Maintenance of the home including repairs and preventive maintenance
can be very costly.
So the home has been found, the price is right and the house looks in
pristine condition. The question is, “Can I afford to buy this home
and maintain it”? A GOOD home inspection will provide valuable information as to what the home may need now as well as expenses that may be down the road.
The first clue as to how important a home inspection is, it can be used as a contingency in the purchase offer. This contingency provides that if significant defects are revealed by a home inspection, there are no penalties for backing out of the contract.

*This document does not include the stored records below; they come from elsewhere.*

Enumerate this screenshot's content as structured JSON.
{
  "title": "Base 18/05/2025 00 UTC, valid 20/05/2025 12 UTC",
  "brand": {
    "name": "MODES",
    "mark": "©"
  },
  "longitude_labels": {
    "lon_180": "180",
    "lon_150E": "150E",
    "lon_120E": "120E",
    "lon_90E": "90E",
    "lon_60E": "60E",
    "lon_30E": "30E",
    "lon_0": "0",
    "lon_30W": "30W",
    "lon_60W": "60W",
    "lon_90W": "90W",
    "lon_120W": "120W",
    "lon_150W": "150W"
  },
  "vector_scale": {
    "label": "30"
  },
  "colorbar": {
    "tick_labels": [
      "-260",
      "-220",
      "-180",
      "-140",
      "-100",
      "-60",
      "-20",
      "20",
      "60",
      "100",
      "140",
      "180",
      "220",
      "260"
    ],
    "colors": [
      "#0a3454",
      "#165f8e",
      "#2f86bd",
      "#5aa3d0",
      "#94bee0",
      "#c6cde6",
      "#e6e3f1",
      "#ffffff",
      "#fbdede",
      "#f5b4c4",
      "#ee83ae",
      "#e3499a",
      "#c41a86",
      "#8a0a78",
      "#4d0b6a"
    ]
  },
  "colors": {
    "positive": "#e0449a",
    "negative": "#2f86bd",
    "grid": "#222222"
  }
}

A typical inspection lasts about two to three hours and it is preferred for the buyer to be present to get a detailed explanation of what the inspector finds. This also gives the buyer the opportunity to ask questions if things are not clear. It is normal for the inspector to check the condition of the foundation, roof, air conditioning/heating system,plumbing, electrical system, and appliances. Things like termites, chemicals, lead, environmental conditions and rodents are not typically part of a home inspection, but in some cases, can be performed at an additional cost or scheduled with a qualified contractor to be performed at the same time as the home inspection.
If the home inspection comes back with no surprises, the sale can proceed with confidence. If the inspection reveals unexpected deficiencies, the contract can be renegotiated or the buyer can back out of the contract altogether. Even if no deficiencies are found, it is a small price to pay for the peace of mind offered to the wise home buyer who allows someone who is familiar and trained in construction techniques to evaluate the home prior to purchase.
It is too late after the purchase to identify deficiencies and expect the previous owner to be responsible for the problems. The house and it’s problems belong to you. The time to notice and negotiate are before the purchase.